L’impression d’être dans un flou, d’être dans un brouillard, je la voyais bouger, ses lèvres bouger, j’entendais même des sons sortir de ce mouvement. J’essayais de me concentrer pour l’écouter, j’essayais.
« Forcément, j’étais intimidée. Y’avait une tension sexuelle trop forte entre nous et l’idée d’être surpris dans ces chiottes ne faisait qu’accentuer ma timidité, la peur mais surtout l’excitation. »
Je n’arrivais plus à ôter de mon esprit le visage de Géraldine. Ces histoires de métro et de fin de vie auxquelles je n’avais rien compris me hantaient. Plus encore que sa beauté finalement commune, banale, c’est mon échec qui me revenait en mémoire. Pour être reconnu comme quelqu’un de valable, il fallait connaitre l’échec. Je le savais et on nous l’avait rabâché à maintes reprises à l’école. De là à ce que cet échec ne soit le début de ma carrière, il y avait une marge que j’avais allègrement franchie et avec succès et haut la main.

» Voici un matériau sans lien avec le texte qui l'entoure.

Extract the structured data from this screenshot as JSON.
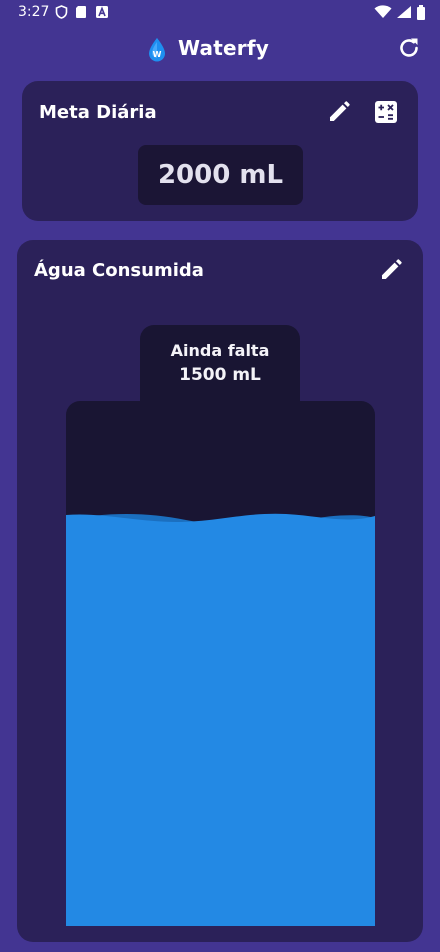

-« A partir de là, je savais qu’il avait mon numéro, il savait que j’avais le sien et que c’était le début du: qui va avoir la faiblesse de contacter l’autre en premier en priant pour que ce soit l’autre qui se dévoue.
-Hein?
-Bah oui… Après ça, j’attendais qu’il m’appelle. Et lui, il attendait que je l’appelle. Des questions de fierté, d’amour propre. Des trucs dont tu es apparemment totalement dépourvu. »
J’avais reçu la critique, la vanne, la cruauté gratuite, ce qui n’existe pas. Il n’y a jamais rien de gratuit et encore moins une méchanceté mais j’avais décidé de ne pas relever et de laisser filer. Je gardai le silence. Il pesa de tout son poids et elle comprit que je ne voulais pas entrer dans ce jeu de la fausse indignité. A la limite, j’étais dépourvu d’amour propre. Ça ne me posait pas vraiment de problèmes en définitive et je ne vois pas en quoi cela aurait pu lui en poser à elle.